O fim da URSS deixou os EUA como superpotência única, guardando Moscovo o arsenal nuclear estratégico. O poder económico, político, militar e geoestratégico parecia ter desaparecido com a URSS. O objectivo único de Vladimir Putin e da sua geração de bons e leais funcionários foi o de recuperar os diversos segmentos do poder. A guerra na Geórgia serviu para mostrar o enorme atraso tecnológico das forças armadas russas. A anexação da Crimeia não foi propriamente um feito militar. A guerra civil promovida por Moscovo no leste da Ucrânia evoluirá, no melhor dos casos, para um conflito congelado. Nenhum destes três episódios marcou o regresso de Moscovo ao exercício do poder à escala global. Foram “arruaças” nas fronteiras, muito perto do território nacional e em defesa dos membros da etnia russa.

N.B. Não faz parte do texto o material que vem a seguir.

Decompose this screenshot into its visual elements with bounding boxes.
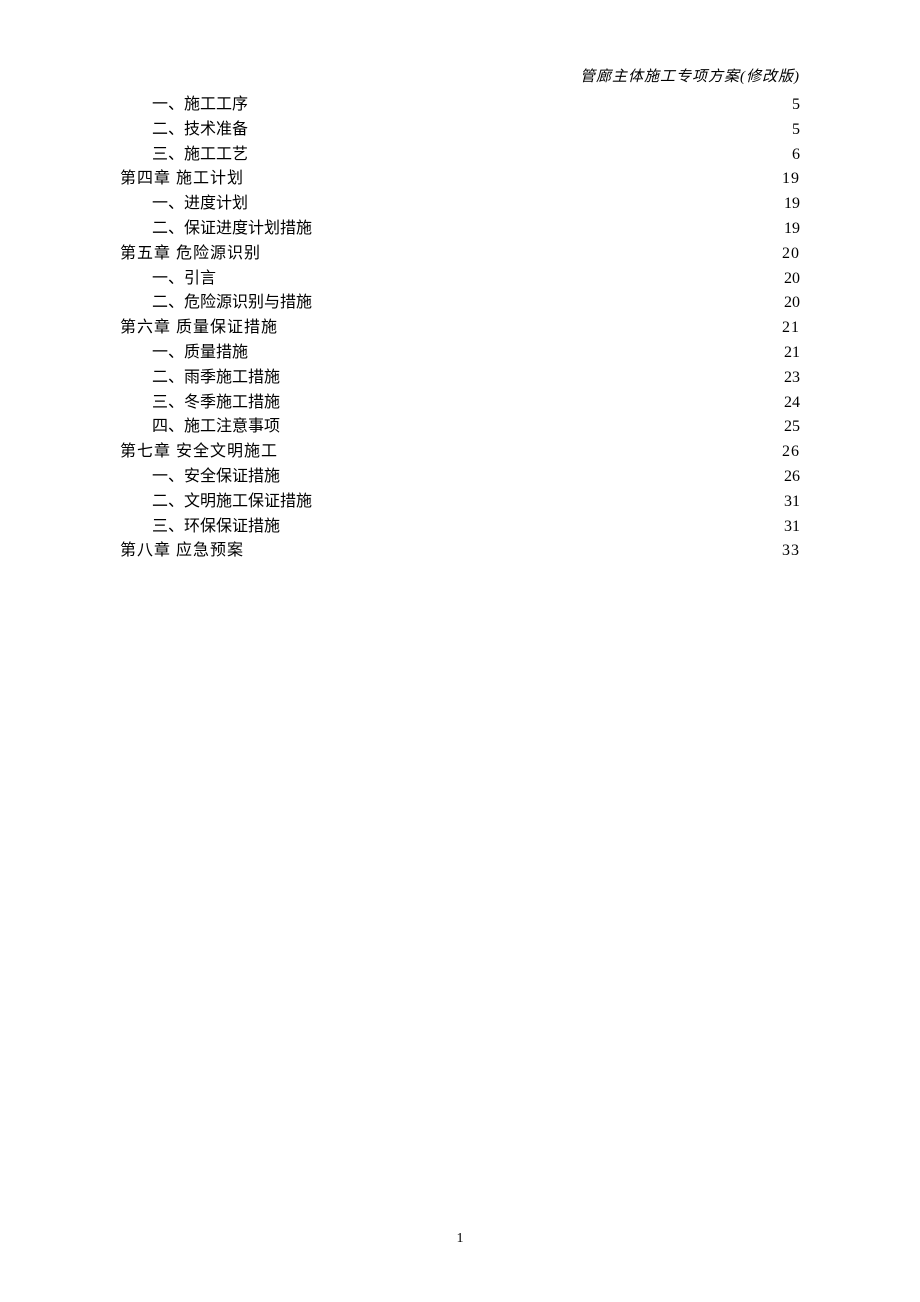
- toc-entry: 一、进度计划 19: [120, 192, 800, 217]
- toc-entry: 二、保证进度计划措施 19: [120, 217, 800, 242]
- toc-label: 二、保证进度计划措施: [152, 217, 312, 242]
- toc-entry: 第八章 应急预案 33: [120, 539, 800, 564]
- page-number: 1: [0, 1231, 920, 1247]
- toc-entry: 三、冬季施工措施 24: [120, 391, 800, 416]
- toc-page-number: 33: [782, 539, 800, 564]
- document-page: 管廊主体施工专项方案(修改版) 一、施工工序5二、技术准备5三、施工工艺6第四章…: [0, 0, 920, 1302]
- toc-page-number: 21: [784, 341, 800, 366]
- toc-label: 一、安全保证措施: [152, 465, 280, 490]
- toc-label: 二、危险源识别与措施: [152, 291, 312, 316]
- toc-label: 二、雨季施工措施: [152, 366, 280, 391]
- toc-entry: 一、引言 20: [120, 267, 800, 292]
- toc-page-number: 24: [784, 391, 800, 416]
- toc-entry: 二、技术准备 5: [120, 118, 800, 143]
- toc-label-prefix: 第四章: [120, 170, 171, 187]
- toc-label: 一、引言: [152, 267, 216, 292]
- toc-page-number: 19: [784, 217, 800, 242]
- toc-label: 第六章 质量保证措施: [120, 316, 278, 341]
- toc-label: 第七章 安全文明施工: [120, 440, 278, 465]
- toc-page-number: 5: [792, 118, 800, 143]
- toc-entry: 二、雨季施工措施 23: [120, 366, 800, 391]
- toc-entry: 第四章 施工计划 19: [120, 167, 800, 192]
- toc-page-number: 25: [784, 415, 800, 440]
- toc-label: 三、施工工艺: [152, 143, 248, 168]
- toc-entry: 一、施工工序 5: [120, 93, 800, 118]
- toc-label: 二、技术准备: [152, 118, 248, 143]
- toc-page-number: 26: [782, 440, 800, 465]
- toc-label: 一、质量措施: [152, 341, 248, 366]
- toc-entry: 一、安全保证措施 26: [120, 465, 800, 490]
- toc-page-number: 31: [784, 490, 800, 515]
- toc-entry: 四、施工注意事项 25: [120, 415, 800, 440]
- toc-label: 一、施工工序: [152, 93, 248, 118]
- toc-page-number: 5: [792, 93, 800, 118]
- toc-page-number: 19: [782, 167, 800, 192]
- toc-entry: 二、文明施工保证措施 31: [120, 490, 800, 515]
- toc-page-number: 26: [784, 465, 800, 490]
- toc-label: 三、环保保证措施: [152, 515, 280, 540]
- toc-entry: 第五章 危险源识别 20: [120, 242, 800, 267]
- page-header: 管廊主体施工专项方案(修改版): [580, 65, 800, 86]
- toc-label: 第八章 应急预案: [120, 539, 244, 564]
- toc-label: 二、文明施工保证措施: [152, 490, 312, 515]
- toc-entry: 第六章 质量保证措施 21: [120, 316, 800, 341]
- toc-label: 三、冬季施工措施: [152, 391, 280, 416]
- toc-page-number: 6: [792, 143, 800, 168]
- toc-page-number: 23: [784, 366, 800, 391]
- toc-entry: 三、施工工艺 6: [120, 143, 800, 168]
- toc-page-number: 19: [784, 192, 800, 217]
- toc-page-number: 21: [782, 316, 800, 341]
- toc-label: 一、进度计划: [152, 192, 248, 217]
- toc-entry: 一、质量措施 21: [120, 341, 800, 366]
- toc-page-number: 20: [784, 267, 800, 292]
- toc-label: 第五章 危险源识别: [120, 242, 261, 267]
- table-of-contents: 一、施工工序5二、技术准备5三、施工工艺6第四章 施工计划19一、进度计划19二…: [120, 93, 800, 564]
- toc-label: 第四章 施工计划: [120, 167, 244, 192]
- toc-entry: 三、环保保证措施 31: [120, 515, 800, 540]
- toc-label: 四、施工注意事项: [152, 415, 280, 440]
- toc-entry: 第七章 安全文明施工 26: [120, 440, 800, 465]
- toc-page-number: 20: [782, 242, 800, 267]
- toc-label-suffix: 施工计划: [171, 170, 244, 187]
- toc-page-number: 31: [784, 515, 800, 540]
- toc-page-number: 20: [784, 291, 800, 316]
- toc-entry: 二、危险源识别与措施 20: [120, 291, 800, 316]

Para lá da fronteira nacional, a Federação Russa não tinha conseguido recuperar o músculo geoestratégico dos saudosos tempos da Guerra Fria. O apoio à Venezuela bolivariana foi simbólico e incapaz de alterar a correlação de forças no terreno. As tentativas de recuperar uma armada oceânica de superfície continuam sem dar resultados, com episódios caricatos e humilhantes na comparação com a marinha dos EUA. O braggadocio de Putin, com repetidos anúncios de armas-maravilha capazes de destruir qualquer inimigo, soa a um remake de mau gosto das Wunderwaffen dos estertores do iii Reich.

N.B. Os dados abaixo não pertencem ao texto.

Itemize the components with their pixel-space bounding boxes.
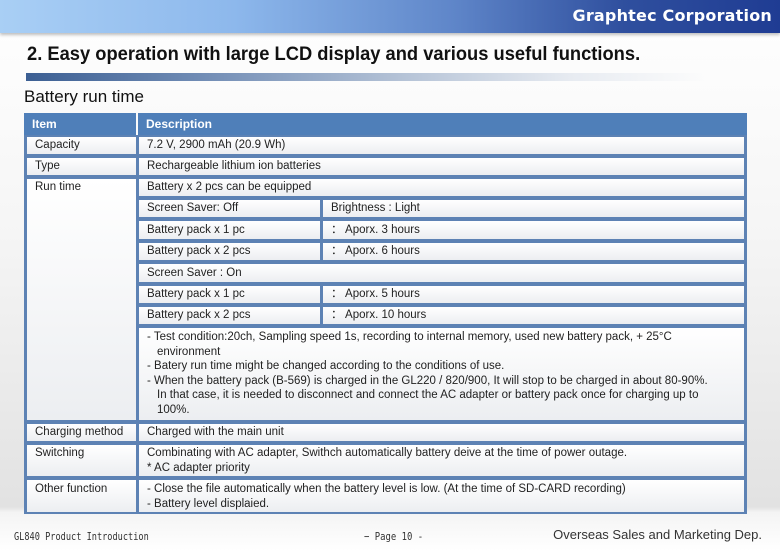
title-divider [26, 73, 706, 81]
footer-department: Overseas Sales and Marketing Dep. [553, 527, 762, 542]
footer-page-number: − Page 10 - [364, 531, 424, 543]
row-label-other: Other function [24, 478, 139, 514]
brightness-label: Brightness : Light [320, 198, 747, 219]
column-header-item: Item [24, 113, 136, 135]
row-label-charging: Charging method [24, 422, 139, 443]
header-banner: Graphtec Corporation [0, 0, 780, 33]
row-label-type: Type [24, 156, 139, 177]
other-line: - Close the file automatically when the … [147, 483, 626, 495]
column-header-description: Description [138, 113, 747, 135]
note-line: - When the battery pack (B-569) is charg… [147, 374, 708, 387]
row-value-other: - Close the file automatically when the … [136, 478, 747, 514]
screen-saver-on-label: Screen Saver : On [136, 262, 747, 284]
row-value-type: Rechargeable lithium ion batteries [136, 156, 747, 177]
note-line: - Test condition:20ch, Sampling speed 1s… [147, 331, 672, 343]
saver-off-pack-2: Battery pack x 2 pcs [136, 241, 323, 262]
saver-off-time-2: ： Aporx. 6 hours [320, 241, 747, 262]
switching-line: * AC adapter priority [147, 462, 250, 474]
footer-product-label: GL840 Product Introduction [14, 531, 149, 543]
slide-title: 2. Easy operation with large LCD display… [27, 43, 641, 65]
other-line: - Battery level displaied. [147, 498, 270, 510]
section-title: Battery run time [24, 87, 144, 106]
saver-on-time-1: ： Aporx. 5 hours [320, 284, 747, 305]
saver-on-pack-2: Battery pack x 2 pcs [136, 305, 323, 326]
runtime-notes: - Test condition:20ch, Sampling speed 1s… [136, 326, 747, 422]
note-line: In that case, it is needed to disconnect… [157, 389, 699, 402]
note-line: - Batery run time might be changed accor… [147, 360, 505, 373]
row-value-charging: Charged with the main unit [136, 422, 747, 443]
saver-off-time-1: ： Aporx. 3 hours [320, 219, 747, 241]
note-line: 100%. [157, 403, 190, 416]
runtime-intro: Battery x 2 pcs can be equipped [136, 177, 747, 198]
row-label-capacity: Capacity [24, 135, 139, 156]
saver-off-pack-1: Battery pack x 1 pc [136, 219, 323, 241]
switching-line: Combinating with AC adapter, Swithch aut… [147, 447, 628, 459]
note-line: environment [157, 345, 221, 358]
saver-on-time-2: ： Aporx. 10 hours [320, 305, 747, 326]
row-label-runtime: Run time [24, 177, 139, 422]
saver-on-pack-1: Battery pack x 1 pc [136, 284, 323, 305]
screen-saver-off-label: Screen Saver: Off [136, 198, 323, 219]
row-value-switching: Combinating with AC adapter, Swithch aut… [136, 443, 747, 478]
row-label-switching: Switching [24, 443, 139, 478]
company-brand: Graphtec Corporation [572, 6, 772, 25]
row-value-capacity: 7.2 V, 2900 mAh (20.9 Wh) [136, 135, 747, 156]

Não obstante estes fracassos, a Rússia foi capaz de readquirir uma importância geoestratégica de que não gozava há mais de 30 anos. O mérito de um jogador depende sempre do mérito relativo do adversário. E a administração Trump tem sido um adversário incapaz. A partir do momento em que tomou forma a suspeita de manipulação, pelos serviços de informação russos, das eleições presidenciais americanas de 2016, a legitimidade do líder da hiperpotência está colocada em crise.
A deriva de Trump em matéria de política internacional alienou a confiança que aliados e parceiros depositavam nos EUA. A colocação em crise de alianças tradicionais (Japão, Coreia do Sul, NATO, UE…) já seria dramática. Pior é a substituição dos EUA pela Rússia nalguns dos eixos geopolíticos, a começar pelo Médio Oriente.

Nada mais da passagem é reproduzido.